Hospitais federais têm 60 dias para reavaliar quem está na fila por cirurgias

Liminar obriga União, Estado e Município a tomar medidas para acabar com filas de espera nas unidades da União no Rio

Por paloma.savedra

Rio -  Justiça Federal do Rio obrigou a União, o Estado e o Município do Rio de Janeiro a adotar, no prazo de 60 dias, medidas para atendimento de pacientes que esperam por cirurgias, sob pena de multa de R$ 100 mil. A decisão, da Terceira Vara Federal do Rio, também determina a implantação de sistema informatizado nas unidades em 90 dias.

A liminar foi concedida pela Justiça, após a Defensoria Pública da União (DPU) ajuizar ação, em fevereiro, que comprovou a existência de 13.851 pacientes em espera nos seis hospitais federais do Município, entre os quais 789 crianças, adolescentes e idosos, que esperam, por períodos de até 10 anos, pela realização de cirurgias em diversas especialidades nos seis hospitais federais situados na Cidade.

Os três entes - União, Estado e município - terão que providenciar, no prazo de 60 dias, a reavaliação de suas filas cirúrgicas, através de contato com os pacientes, e a avaliação de seus quadros. Além disso, terão 90 dias para implantar sistema informatizado, nos hospitais federais do Rio de Janeiro, que possibilite o gerenciamento das filas cirúrgicas, e 120 dias para apresentar um plano concreto de ação para realização das cirurgias dos pacientes que aguardam.

Na liminar, a juíza federal Helena Elias Pinto fixou multa única no valor de R$ 100 mil para cada ente, caso não seja finalizada a reavaliação de suas filas cirúrgicas no prazo de 60 dias.
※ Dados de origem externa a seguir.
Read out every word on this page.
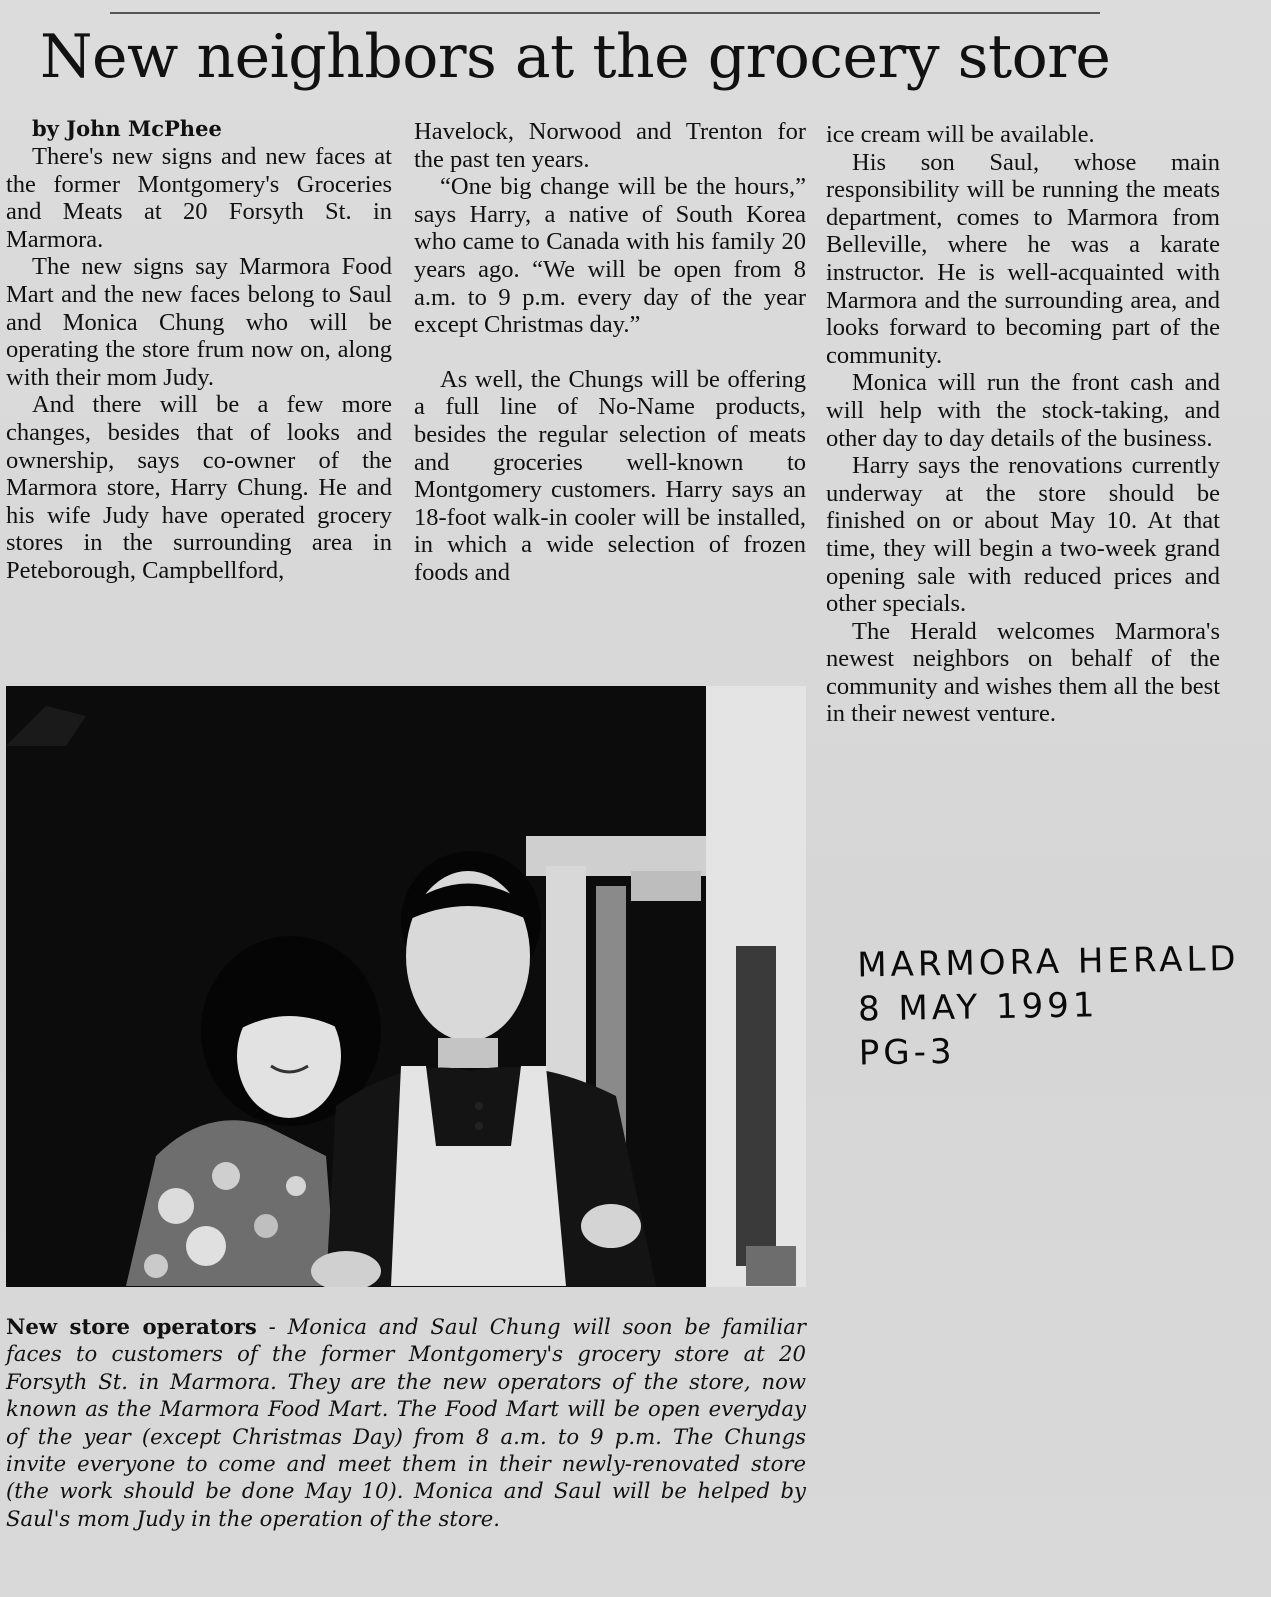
New neighbors at the grocery store

by John McPhee

There's new signs and new faces at the former Montgomery's Groceries and Meats at 20 Forsyth St. in Marmora.

The new signs say Marmora Food Mart and the new faces belong to Saul and Monica Chung who will be operating the store frum now on, along with their mom Judy.

And there will be a few more changes, besides that of looks and ownership, says co-owner of the Marmora store, Harry Chung. He and his wife Judy have operated grocery stores in the surrounding area in Peteborough, Campbellford,

Havelock, Norwood and Trenton for the past ten years.

“One big change will be the hours,” says Harry, a native of South Korea who came to Canada with his family 20 years ago. “We will be open from 8 a.m. to 9 p.m. every day of the year except Christmas day.”

As well, the Chungs will be offering a full line of No-Name products, besides the regular selection of meats and groceries well-known to Montgomery customers. Harry says an 18-foot walk-in cooler will be installed, in which a wide selection of frozen foods and

ice cream will be available.

His son Saul, whose main responsibility will be running the meats department, comes to Marmora from Belleville, where he was a karate instructor. He is well-acquainted with Marmora and the surrounding area, and looks forward to becoming part of the community.

Monica will run the front cash and will help with the stock-taking, and other day to day details of the business.

Harry says the renovations currently underway at the store should be finished on or about May 10. At that time, they will begin a two-week grand opening sale with reduced prices and other specials.

The Herald welcomes Marmora's newest neighbors on behalf of the community and wishes them all the best in their newest venture.

New store operators - Monica and Saul Chung will soon be familiar faces to customers of the former Montgomery's grocery store at 20 Forsyth St. in Marmora. They are the new operators of the store, now known as the Marmora Food Mart. The Food Mart will be open everyday of the year (except Christmas Day) from 8 a.m. to 9 p.m. The Chungs invite everyone to come and meet them in their newly-renovated store (the work should be done May 10). Monica and Saul will be helped by Saul's mom Judy in the operation of the store.
MARMORA HERALD
8 MAY 1991
PG-3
E, para a União, multa também no valor de R$ 100 mil, caso não seja implementado o sistema informatizado nos hospitais federais do Rio de Janeiro em 90 dias. Também foi fixado o valor de R$ 1 milhão como sanção a cada ente, caso não apresentem, no prazo de 120 dias, o plano concreto para realização das cirurgias dos pacientes que estão na fila de espera. 

"A decisão beneficia milhares de pessoas que diariamente procuram manter-se vivas com dignidade. Diante da grave omissão dos réus na prestação do serviço essencial de saúde, a intervenção do Poder Judiciário é necessária para implementar o controle de políticas públicas no trato da saúde”, declarou o defensor público federal, Daniel Macedo. 

A audiência de conciliação e instrução está marcada para o dia 10 de junho.